イラスト:中村こてつ
「出産前は、こんなにイライラすることも、怒りっぽいこともなかったのに…」
自分の怒りがコントロールできず、その矛先をついつい夫へ向けてしまう自分に、さらに落ち込んでしまったことはありませんか?
一方、結婚前はあれほどにこやかで天真爛漫(てんしんらんまん)だった妻が、妊娠・出産をへてモンスター化…。イライラしたり怒鳴ったりする妻にとまどう夫の話もよく聞きます。
その原因は? 対処法とは?
『妻のトリセツ』(講談社+α新書)の著者であり、人工知能研究者、脳科学コメンテイターとして活躍する黒川伊保子さんにうかがいました。
お話をうかがったのは…
黒川伊保子(くろかわ・いほこ)さん
人工知能研究者、脳科学コメンテイター、感性アナリスト。コンピューターメーカーでAI(人工知能)開発に携わり、脳とことばの研究を始める。1991年に全国の原子力発電所で稼働した世界初と言われた、日本語対話型のコンピューターを開発。『女の機嫌の直し方』(集英社インターナショナル)、『夫婦脳~夫心と妻心は、なぜこうも相容れないのか』(新潮文庫)ほか著書多数。
■問題解決したがる男性脳、共感したがる女性脳
――男女の脳の違いによるすれ違いについて、黒川さんは多くの著書で記されていますね。男女では、脳のどんなところが違うのでしょうか?
黒川伊保子さん(以下、黒川さん):私は人工知能の研究に36年間携わってきました。人工知能開発では、ヒトの脳の神経信号特性を分析して、脳の演算モデル(判断したり、問題解決したり、対話したりするときの仕組み)を割り出し、それをコンピュータ上に実装していきます。
そのような研究開発の途上で、男女の脳では、とっさに使う「典型的な演算モデル」に違いがあることに気づきました。
ⓒmilatas-stock.adobe.com
まず男性脳。男性脳は、何万年も狩りをしながら進化してきました。荒野に出て、危険な目にあいながら、仲間と自分を救いつつ、確実に成果を持って帰れる男性だけが子孫を増やせたのです。
このため、「空間認知力」が高く「すばやい問題解決」ができる男性脳だけが生き残ってきました。
一方で女性脳は、密なコミュニケーションの中でうまくやっていけることが重要でした。
人類の授乳期間は世界平均で4.2歳。長いんです。そのうえ、生まれて1年も歩けない特殊な哺乳類。
単独で子どもを育てるにはリスクが高く、群れの中で子育てをする必要がありました。
群れの中でうまくやっていれば、周囲に守られ、自分の体調が悪くて母乳が出なくても、もらい乳できます。そのために必要なのが「共感力」でした。

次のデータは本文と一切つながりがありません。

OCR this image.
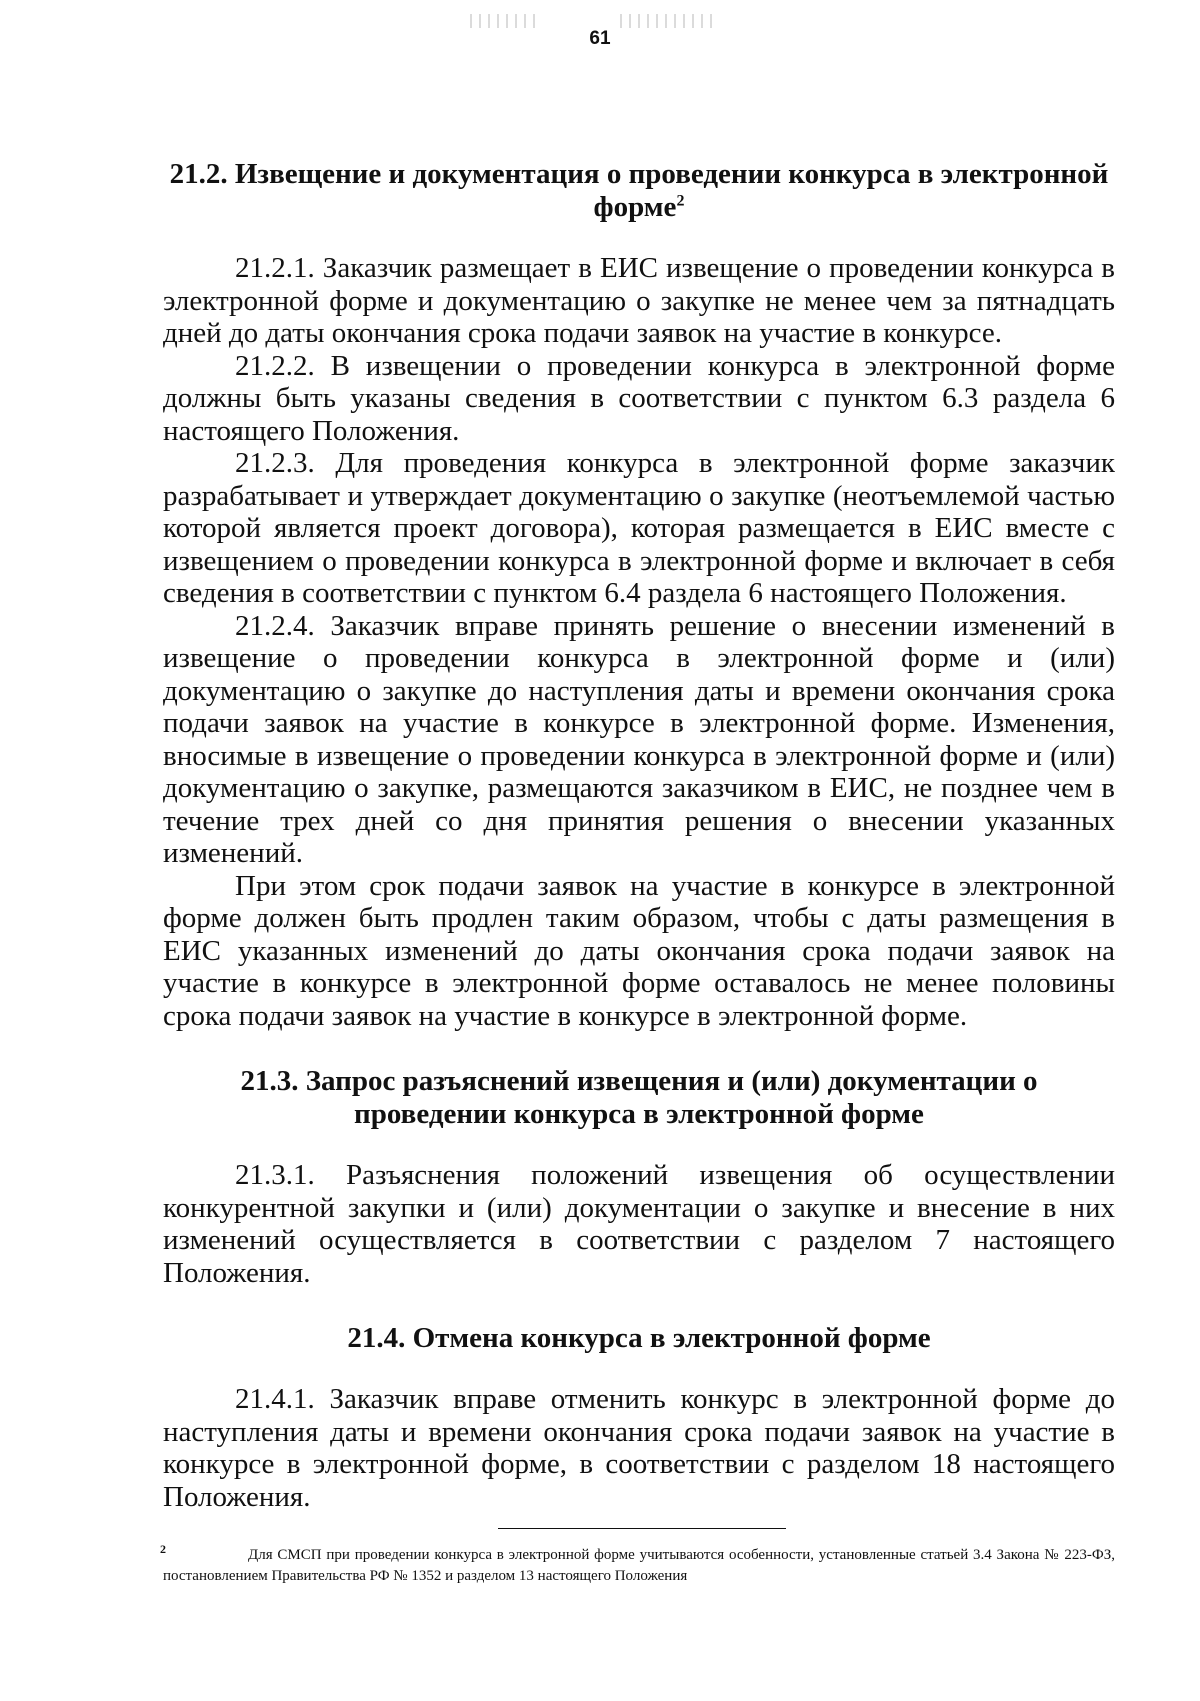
61
21.2. Извещение и документация о проведении конкурса в электронной форме$^2$

21.2.1. Заказчик размещает в ЕИС извещение о проведении конкурса в электронной форме и документацию о закупке не менее чем за пятнадцать дней до даты окончания срока подачи заявок на участие в конкурсе.

21.2.2. В извещении о проведении конкурса в электронной форме должны быть указаны сведения в соответствии с пунктом 6.3 раздела 6 настоящего Положения.

21.2.3. Для проведения конкурса в электронной форме заказчик разрабатывает и утверждает документацию о закупке (неотъемлемой частью которой является проект договора), которая размещается в ЕИС вместе с извещением о проведении конкурса в электронной форме и включает в себя сведения в соответствии с пунктом 6.4 раздела 6 настоящего Положения.

21.2.4. Заказчик вправе принять решение о внесении изменений в извещение о проведении конкурса в электронной форме и (или) документацию о закупке до наступления даты и времени окончания срока подачи заявок на участие в конкурсе в электронной форме. Изменения, вносимые в извещение о проведении конкурса в электронной форме и (или) документацию о закупке, размещаются заказчиком в ЕИС, не позднее чем в течение трех дней со дня принятия решения о внесении указанных изменений.

При этом срок подачи заявок на участие в конкурсе в электронной форме должен быть продлен таким образом, чтобы с даты размещения в ЕИС указанных изменений до даты окончания срока подачи заявок на участие в конкурсе в электронной форме оставалось не менее половины срока подачи заявок на участие в конкурсе в электронной форме.

21.3. Запрос разъяснений извещения и (или) документации о проведении конкурса в электронной форме

21.3.1. Разъяснения положений извещения об осуществлении конкурентной закупки и (или) документации о закупке и внесение в них изменений осуществляется в соответствии с разделом 7 настоящего Положения.

21.4. Отмена конкурса в электронной форме

21.4.1. Заказчик вправе отменить конкурс в электронной форме до наступления даты и времени окончания срока подачи заявок на участие в конкурсе в электронной форме, в соответствии с разделом 18 настоящего Положения.

2	Для СМСП при проведении конкурса в электронной форме учитываются особенности, установленные статьей 3.4 Закона № 223-ФЗ, постановлением Правительства РФ № 1352 и разделом 13 настоящего Положения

共感してもらっていれば、気にかけてもらえる確率も上がる。共感さえしていれば、ことを荒立てずに、自分のしたいようにできる。
それができる女性が子孫を増やして生き残ってきたわけです。
――その男女脳の違いによって、具体的にどんなことが起きるのでしょうか?
黒川さん:共感してもらう利点を考えたら、戦いに勝つことなんて意味がない。
例えば、洞窟にヘビが出たとします。
それを果敢に退治する女性よりも、怖がって周囲にかばってもらう女性のほうが、ほかのことでも周囲に気をつかってもらえますよね。結果、母子生存の可能性が上がるわけです。
そのため、女性脳は問題解決よりも共感を優先します。当然、男性脳はその逆。男性から見ると、すばやく問題解決しなければ安心できないので、共感なんてそっちのけで結論を突きつけてくるのです。
――確かに! 分かります。それによって、男女ですれ違いも起きるわけですね。
ⓒjedi-master-stock.adobe.com
黒川さん:夫婦の会話で、妻が「PTAのバザー、うまくいかなくて会計がすごく大変だった」と愚痴を言ったとします。
問題解決型の男性脳は「そんなに嫌なら役員なんてやめればいい」「そもそも引き受けたのが間違いだった」などと言いがち。
でも女性脳が欲しいのは、「それはそれは大変な一日だったね。お疲れさまでした」という共感とねぎらいの言葉なわけで、解決策なんて求めてはいないのです。この日々のコミュニケーションギャップが、妻のイライラの原因になるのです。